L’alcool et ses effets sur notre santé cognitive font l’objet d’une attention scientifique croissante. Une récente étude brésilienne vient bouleverser les idées reçues en démontrant que même une consommation jugée modérée pourrait avoir des conséquences néfastes sur notre cerveau.
Une recherche d’envergure menée au Brésil
Des scientifiques brésiliens ont mené une analyse post-mortem sur près de 2 000 cerveaux provenant d’une biobanque gériatrique située à São Paulo. L’objectif ? Déterminer précisément comment l’alcool affecte la mémoire et les structures cérébrales.
Cette étude, dont les résultats ont été publiés dans la revue Neurology, a porté sur 1 781 cerveaux. Les participants ont été classés selon leurs habitudes de consommation en quatre groupes distincts.

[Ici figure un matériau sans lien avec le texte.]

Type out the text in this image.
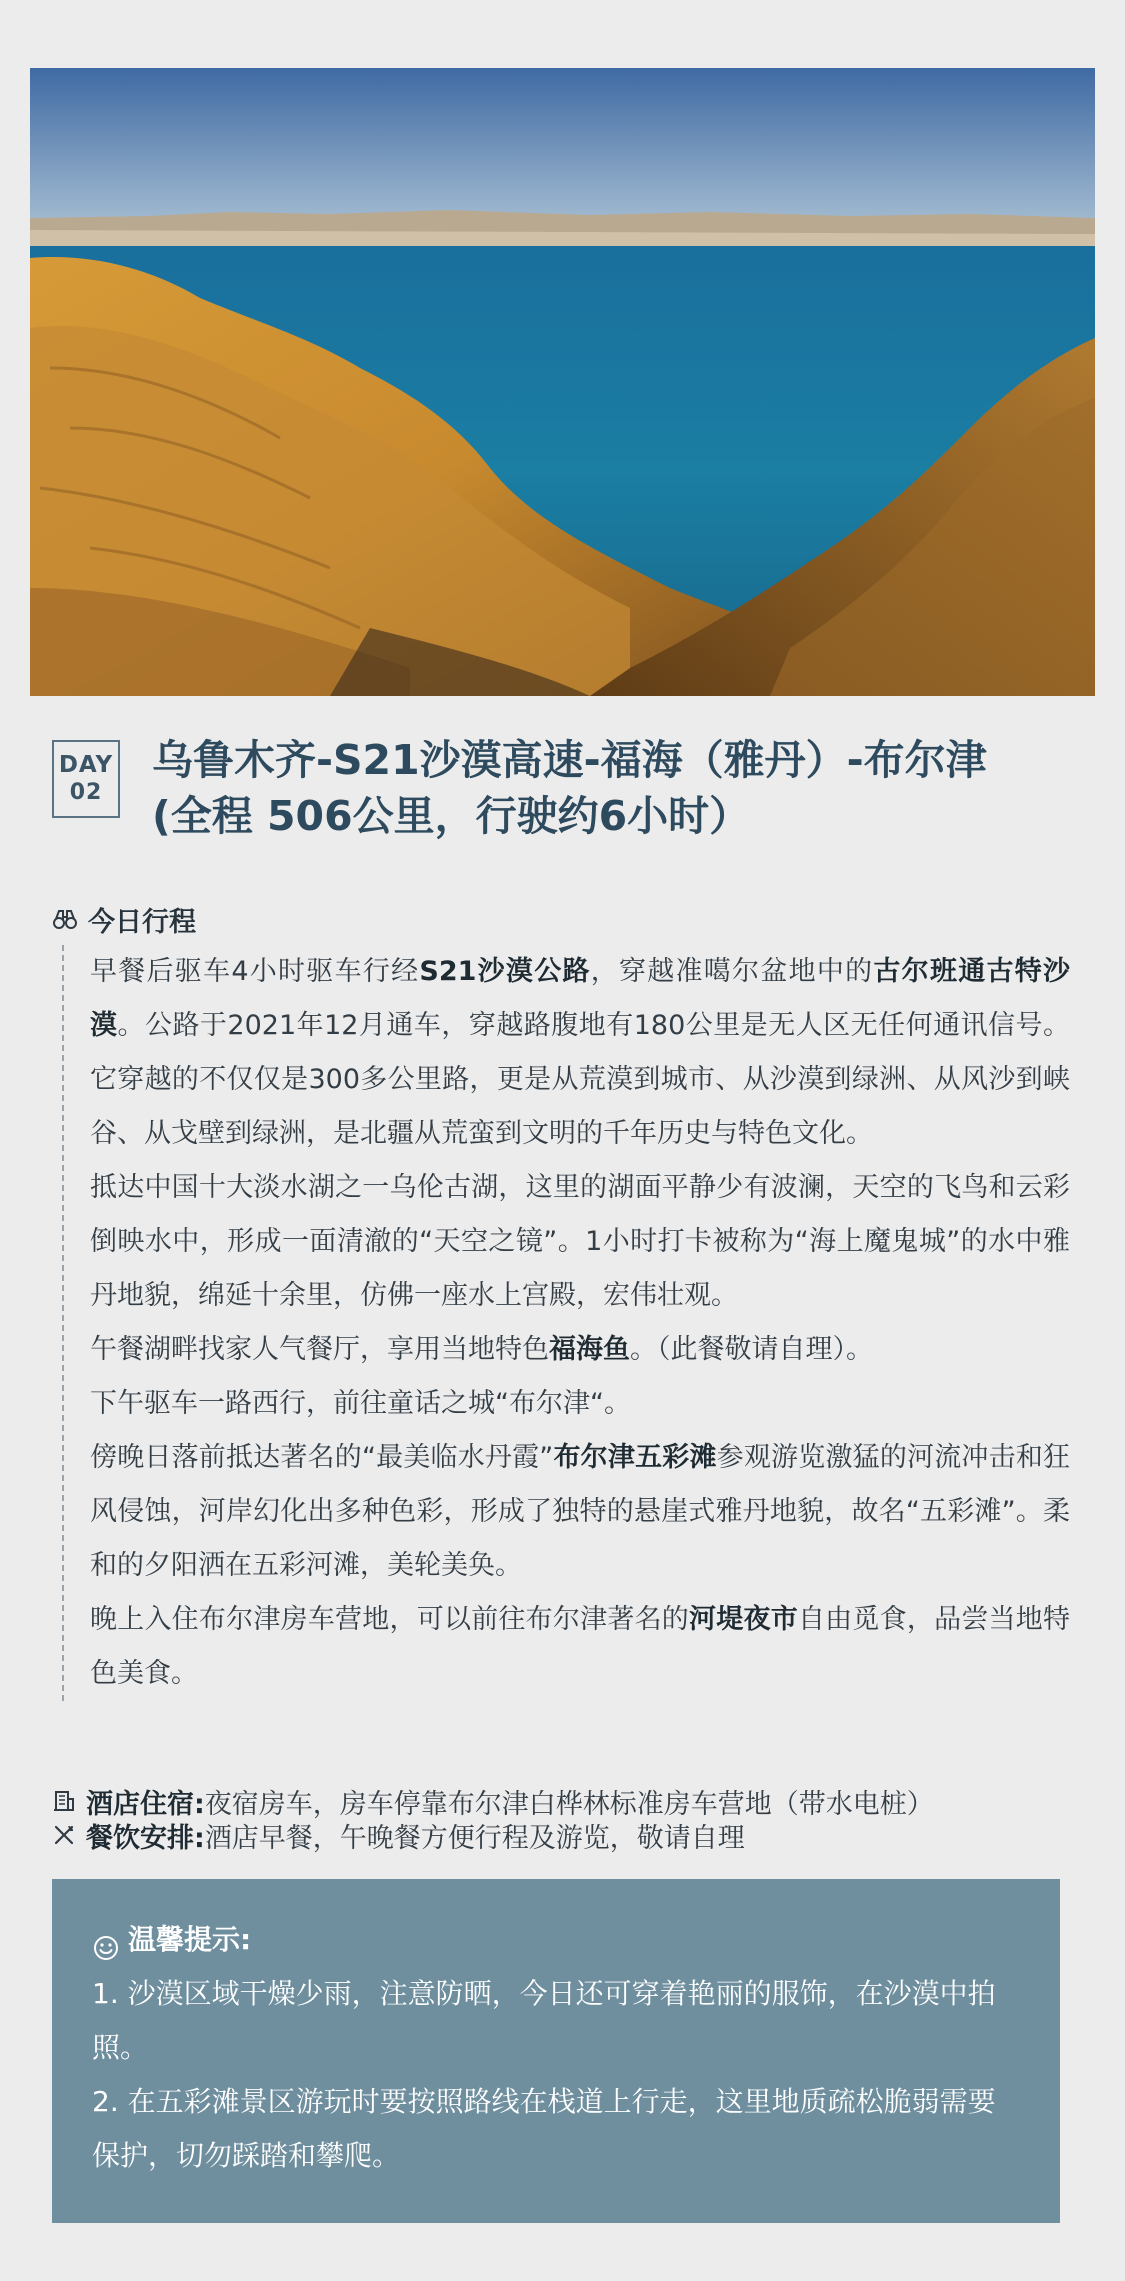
DAY
02
乌鲁木齐-S21沙漠高速-福海（雅丹）-布尔津
(全程 506公里，行驶约6小时）
今日行程

早餐后驱车4小时驱车行经S21沙漠公路，穿越准噶尔盆地中的古尔班通古特沙漠。公路于2021年12月通车，穿越路腹地有180公里是无人区无任何通讯信号。它穿越的不仅仅是300多公里路，更是从荒漠到城市、从沙漠到绿洲、从风沙到峡谷、从戈壁到绿洲，是北疆从荒蛮到文明的千年历史与特色文化。

抵达中国十大淡水湖之一乌伦古湖，这里的湖面平静少有波澜，天空的飞鸟和云彩倒映水中，形成一面清澈的“天空之镜”。1小时打卡被称为“海上魔鬼城”的水中雅丹地貌，绵延十余里，仿佛一座水上宫殿，宏伟壮观。

午餐湖畔找家人气餐厅，享用当地特色福海鱼。（此餐敬请自理）。

下午驱车一路西行，前往童话之城“布尔津“。

傍晚日落前抵达著名的“最美临水丹霞”布尔津五彩滩参观游览激猛的河流冲击和狂风侵蚀，河岸幻化出多种色彩，形成了独特的悬崖式雅丹地貌，故名“五彩滩”。柔和的夕阳洒在五彩河滩，美轮美奂。

晚上入住布尔津房车营地，可以前往布尔津著名的河堤夜市自由觅食，品尝当地特色美食。

酒店住宿: 夜宿房车，房车停靠布尔津白桦林标准房车营地（带水电桩）
餐饮安排: 酒店早餐，午晚餐方便行程及游览，敬请自理
温馨提示:

1. 沙漠区域干燥少雨，注意防晒，今日还可穿着艳丽的服饰，在沙漠中拍照。

2. 在五彩滩景区游玩时要按照路线在栈道上行走，这里地质疏松脆弱需要保护，切勿踩踏和攀爬。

Des catégories de buveurs soigneusement définies
Les chercheurs ont distingué les personnes abstinentes, les buveurs modérés consommant jusqu’à sept verres standard hebdomadaires, les gros buveurs avec huit verres ou plus par semaine, et enfin les anciens gros buveurs ayant cessé leur consommation excessive.
Des résultats alarmants dès une consommation modérée
Les conclusions de cette recherche sont sans appel. Même chez les buveurs modérés, le risque d’artériolosclérose hyaline augmente de 60 % comparativement aux personnes abstinentes.
Pour les gros buveurs, ce risque grimpe à 133 %, tandis que les anciens gros buveurs présentent encore une hausse de 89 %. Ces chiffres révèlent que huit verres par semaine suffisent à qualifier une consommation d’excessive.
Des dommages cérébraux multiples identifiés
L’étude met en lumière plusieurs mécanismes pathologiques. Les gros buveurs et les anciens gros buveurs présentent davantage d’enchevêtrements de protéine tau, caractéristiques de dégénérescences neurologiques.
La recherche établit également un lien entre consommation excessive et maladie d’Alzheimer. La dégradation de la microcirculation cérébrale constitue un facteur déterminant dans l’apparition des déficits cognitifs.
Les anciens buveurs ne sont pas épargnés
Particulièrement inquiétant, l’arrêt de la consommation n’efface pas les dommages. Les anciens gros buveurs connaissent une réduction significative de la masse cérébrale accompagnée d’une augmentation du score de démence.
L’espérance de vie de ces individus peut être réduite jusqu’à 13 ans. Le risque de démence persiste donc durablement, même après l’abandon complet de l’alcool.
Des sources médicales fiables
Ces informations ont été relayées par Top Santé et le Dr Mike Sevilla, puis diffusées par Fréquence Médicale ainsi que la Société Française d’Alcoologie, garantissant leur sérieux scientifique.